Enfin guérie, ou plutôt confrontée à l’inévitable pourrissement de mon corps au fur et à mesure que l’âge y exercerait son impitoyable dictature, je pris l’irrévocable décision de passer à la brosse à dent électrique, au fil dentaire et à la visite semestrielle chez le dentiste, mais aussi de bouffer du sucre comme jamais et de devenir pâtissière, parce que le sucre c’est bon, et autant savoir bien le cuisiner avec de la graisse, ce qui permet ainsi de réunir avec harmonie les deux meilleures choses du monde. À ce qu’il paraît de toute façon que la carie est psychosomatique et que le stress y joue un grand rôle. Moi qui suis plus calme que l’eau des glaciers éternels. L’Homme est-il fait pour laisser ainsi pourrir ses molaires, impuissant témoin de sa fatale dégénérescence, ou est-ce qu’on va la bouffer, cette tarte au citron ?

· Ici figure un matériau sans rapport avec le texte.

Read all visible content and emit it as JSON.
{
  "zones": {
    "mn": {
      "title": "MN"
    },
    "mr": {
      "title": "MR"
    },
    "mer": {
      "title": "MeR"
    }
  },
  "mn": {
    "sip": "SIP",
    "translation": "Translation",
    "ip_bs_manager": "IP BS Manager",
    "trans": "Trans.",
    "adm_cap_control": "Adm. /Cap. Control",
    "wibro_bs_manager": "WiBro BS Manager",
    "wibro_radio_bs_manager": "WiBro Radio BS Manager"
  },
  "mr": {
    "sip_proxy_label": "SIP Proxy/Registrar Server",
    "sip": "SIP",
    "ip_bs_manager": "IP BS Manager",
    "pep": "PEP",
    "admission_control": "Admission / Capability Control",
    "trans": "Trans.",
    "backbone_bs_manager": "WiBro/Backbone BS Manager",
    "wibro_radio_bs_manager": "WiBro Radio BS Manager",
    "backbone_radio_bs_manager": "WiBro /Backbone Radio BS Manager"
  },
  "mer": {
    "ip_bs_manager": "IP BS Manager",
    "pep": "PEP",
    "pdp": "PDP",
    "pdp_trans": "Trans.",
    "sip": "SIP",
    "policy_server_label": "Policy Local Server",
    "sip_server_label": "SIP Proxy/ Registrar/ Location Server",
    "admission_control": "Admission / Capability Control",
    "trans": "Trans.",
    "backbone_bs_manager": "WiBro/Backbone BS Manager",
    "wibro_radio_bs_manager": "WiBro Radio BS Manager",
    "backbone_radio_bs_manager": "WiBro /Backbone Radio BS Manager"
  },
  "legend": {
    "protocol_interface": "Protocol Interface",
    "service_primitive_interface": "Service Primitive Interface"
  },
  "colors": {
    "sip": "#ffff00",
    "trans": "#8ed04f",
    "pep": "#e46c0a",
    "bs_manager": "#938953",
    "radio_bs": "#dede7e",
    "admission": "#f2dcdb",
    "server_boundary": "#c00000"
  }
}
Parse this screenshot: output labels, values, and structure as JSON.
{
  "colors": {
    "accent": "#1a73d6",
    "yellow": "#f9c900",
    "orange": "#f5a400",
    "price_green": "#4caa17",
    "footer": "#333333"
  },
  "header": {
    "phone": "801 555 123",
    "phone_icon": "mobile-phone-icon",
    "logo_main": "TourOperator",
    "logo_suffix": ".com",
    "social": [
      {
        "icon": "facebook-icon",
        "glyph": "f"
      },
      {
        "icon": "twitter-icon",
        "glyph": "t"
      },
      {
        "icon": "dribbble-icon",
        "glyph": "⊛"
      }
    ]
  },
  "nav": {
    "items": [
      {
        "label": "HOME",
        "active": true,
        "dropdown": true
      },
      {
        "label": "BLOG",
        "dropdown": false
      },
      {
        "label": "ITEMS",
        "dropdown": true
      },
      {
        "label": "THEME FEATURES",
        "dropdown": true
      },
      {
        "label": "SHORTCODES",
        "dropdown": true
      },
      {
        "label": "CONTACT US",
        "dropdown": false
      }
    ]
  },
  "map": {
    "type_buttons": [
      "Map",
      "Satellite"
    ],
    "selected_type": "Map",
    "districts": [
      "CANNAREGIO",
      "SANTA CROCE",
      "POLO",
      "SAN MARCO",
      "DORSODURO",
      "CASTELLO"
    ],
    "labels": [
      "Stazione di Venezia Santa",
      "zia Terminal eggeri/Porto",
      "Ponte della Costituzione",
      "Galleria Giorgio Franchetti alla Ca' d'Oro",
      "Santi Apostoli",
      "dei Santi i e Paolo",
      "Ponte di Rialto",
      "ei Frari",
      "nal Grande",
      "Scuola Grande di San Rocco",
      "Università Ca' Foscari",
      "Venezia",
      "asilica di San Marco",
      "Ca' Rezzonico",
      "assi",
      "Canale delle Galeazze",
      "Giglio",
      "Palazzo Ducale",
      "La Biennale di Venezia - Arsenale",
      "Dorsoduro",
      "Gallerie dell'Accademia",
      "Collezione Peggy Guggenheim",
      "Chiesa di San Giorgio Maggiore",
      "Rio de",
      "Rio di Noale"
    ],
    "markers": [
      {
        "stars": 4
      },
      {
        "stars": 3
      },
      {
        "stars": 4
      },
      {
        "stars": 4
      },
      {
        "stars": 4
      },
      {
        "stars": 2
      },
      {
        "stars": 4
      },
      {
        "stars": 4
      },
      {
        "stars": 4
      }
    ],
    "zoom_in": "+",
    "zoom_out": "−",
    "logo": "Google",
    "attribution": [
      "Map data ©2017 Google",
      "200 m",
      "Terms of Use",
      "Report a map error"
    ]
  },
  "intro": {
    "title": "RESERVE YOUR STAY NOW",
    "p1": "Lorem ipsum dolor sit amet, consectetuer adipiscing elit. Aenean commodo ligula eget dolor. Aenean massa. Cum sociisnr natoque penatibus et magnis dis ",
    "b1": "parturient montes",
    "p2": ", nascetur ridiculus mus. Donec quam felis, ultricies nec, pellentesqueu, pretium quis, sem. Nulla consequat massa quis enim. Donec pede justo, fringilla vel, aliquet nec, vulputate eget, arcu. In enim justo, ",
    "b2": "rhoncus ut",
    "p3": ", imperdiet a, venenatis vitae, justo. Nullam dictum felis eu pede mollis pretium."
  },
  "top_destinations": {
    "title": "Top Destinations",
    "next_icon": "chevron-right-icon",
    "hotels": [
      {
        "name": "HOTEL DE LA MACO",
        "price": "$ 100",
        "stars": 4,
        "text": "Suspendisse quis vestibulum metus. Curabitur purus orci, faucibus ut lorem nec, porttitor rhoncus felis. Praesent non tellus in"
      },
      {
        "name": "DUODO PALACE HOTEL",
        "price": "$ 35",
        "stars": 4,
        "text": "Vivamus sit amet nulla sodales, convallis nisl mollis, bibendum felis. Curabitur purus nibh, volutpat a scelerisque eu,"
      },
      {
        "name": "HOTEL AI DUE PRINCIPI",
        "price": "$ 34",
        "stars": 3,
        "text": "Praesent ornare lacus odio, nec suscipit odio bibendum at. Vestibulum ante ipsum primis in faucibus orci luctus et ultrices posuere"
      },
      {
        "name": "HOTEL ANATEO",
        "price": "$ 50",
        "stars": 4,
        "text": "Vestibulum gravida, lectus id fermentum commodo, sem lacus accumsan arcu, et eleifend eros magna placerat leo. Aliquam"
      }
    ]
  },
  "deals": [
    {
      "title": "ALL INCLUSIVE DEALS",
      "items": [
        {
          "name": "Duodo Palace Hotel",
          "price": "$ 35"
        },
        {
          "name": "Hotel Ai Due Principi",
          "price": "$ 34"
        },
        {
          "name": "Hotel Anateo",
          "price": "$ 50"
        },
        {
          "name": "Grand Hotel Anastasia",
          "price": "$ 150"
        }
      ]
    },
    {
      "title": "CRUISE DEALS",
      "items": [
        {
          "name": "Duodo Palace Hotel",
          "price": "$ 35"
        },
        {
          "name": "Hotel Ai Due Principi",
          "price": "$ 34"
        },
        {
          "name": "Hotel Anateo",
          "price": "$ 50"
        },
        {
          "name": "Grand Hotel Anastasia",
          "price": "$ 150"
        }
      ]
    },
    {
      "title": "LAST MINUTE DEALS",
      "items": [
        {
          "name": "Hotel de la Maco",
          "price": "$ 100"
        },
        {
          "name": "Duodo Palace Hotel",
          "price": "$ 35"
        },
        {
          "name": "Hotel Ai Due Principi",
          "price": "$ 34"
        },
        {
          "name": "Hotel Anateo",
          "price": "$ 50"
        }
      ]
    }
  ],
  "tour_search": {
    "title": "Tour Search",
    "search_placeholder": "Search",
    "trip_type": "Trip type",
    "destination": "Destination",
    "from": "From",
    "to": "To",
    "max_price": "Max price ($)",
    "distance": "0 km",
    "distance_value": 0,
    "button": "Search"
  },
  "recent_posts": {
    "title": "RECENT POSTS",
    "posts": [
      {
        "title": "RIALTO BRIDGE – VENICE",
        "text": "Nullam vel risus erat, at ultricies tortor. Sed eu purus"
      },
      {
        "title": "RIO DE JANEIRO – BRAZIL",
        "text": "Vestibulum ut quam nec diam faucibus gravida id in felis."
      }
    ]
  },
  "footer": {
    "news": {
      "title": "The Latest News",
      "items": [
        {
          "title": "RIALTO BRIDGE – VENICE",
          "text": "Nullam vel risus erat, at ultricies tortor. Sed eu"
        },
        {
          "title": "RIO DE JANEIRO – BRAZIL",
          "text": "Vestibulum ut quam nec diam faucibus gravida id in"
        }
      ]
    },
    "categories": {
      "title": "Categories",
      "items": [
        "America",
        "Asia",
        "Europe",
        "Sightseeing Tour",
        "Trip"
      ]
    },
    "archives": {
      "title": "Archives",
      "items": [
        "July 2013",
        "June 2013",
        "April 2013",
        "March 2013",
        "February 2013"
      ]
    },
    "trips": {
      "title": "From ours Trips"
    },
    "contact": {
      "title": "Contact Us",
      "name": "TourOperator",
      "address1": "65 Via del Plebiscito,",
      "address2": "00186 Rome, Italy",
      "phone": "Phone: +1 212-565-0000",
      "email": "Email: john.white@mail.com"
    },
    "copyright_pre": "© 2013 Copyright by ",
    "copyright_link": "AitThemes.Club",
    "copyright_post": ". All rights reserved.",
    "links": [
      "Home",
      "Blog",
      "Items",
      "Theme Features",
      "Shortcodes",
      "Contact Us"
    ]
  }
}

À l’inverse d’ailleurs, un jour où la douleur me faisait sauter au plafond et où je pensais ma dernière heure venue – ils avaient percé nos premières lignes et j’avais beau me planquer comme une couarde derrière les tranchées les plus éloignées du front ils m’avaient prise et clouée nue aux poteaux de couleurs, ils me criblaient de flèches – le dentiste me dit en rigolant à moitié (le salaud) que ce n’était absolument pas grave, une petite infection gingivale de rien du tout. Gingivale que je vais t’en foutre, oui ! Amis qui souffrez des dents, comme je vous comprends ; infecte souffrance insensée, fuis les rivages de nos gencives, nous qui ne sommes que de malheureux mortels soumis aux désirs de l’émail!
La dent, ses douleurs, mystères philosophiques s’il en est, mystères surtout qui peuvent nous condamner à la soupe et aux fellations parfaites. Encore un insoluble dilemme, quoique.
Je vous laisse, j’ai une crème pâtissière sur le feu.
Bonjour !
J’aimerais profiter de ceci pour partager mon expérience personnelle (personne ne l’a demandé mais c’est pour faire rager – pun intended).
Pour avoir abuser de sucreries pendant toute ma jeunesse, et à vrai dire ne jamais avoir arrêté ce genre d’abus, je n’ai jamais eu de problème de dent… Bon, j’ai un peu les dents de travers mais c’est parce que mes gencives étaient contre le port de l’appareil quand j’étais ado.
Donc voilà, je t’en prie déteste-moi. Si un jour tu as mal aux dents à nouveau (bientôt probablement), tu n’auras qu’à dire que c’est de ma faute. Et je t’offrirai tout mon soutien car je n’ose imaginer le calvaire que ce doit être.
Bon courage en tout cas pour tes dents (et ta biglosité).
Ouais je te déteste. Adieu.
Je ne préfère pas m’étaler sur mes problèmes de dent ici, wordpress pourrait penser que je cherche une faille de buffer overflow dans leur module de commentaire.
En revanche, ton illustration finale me fait penser à une séquence à la fois drôle et terrifiante dans « Yes Man ».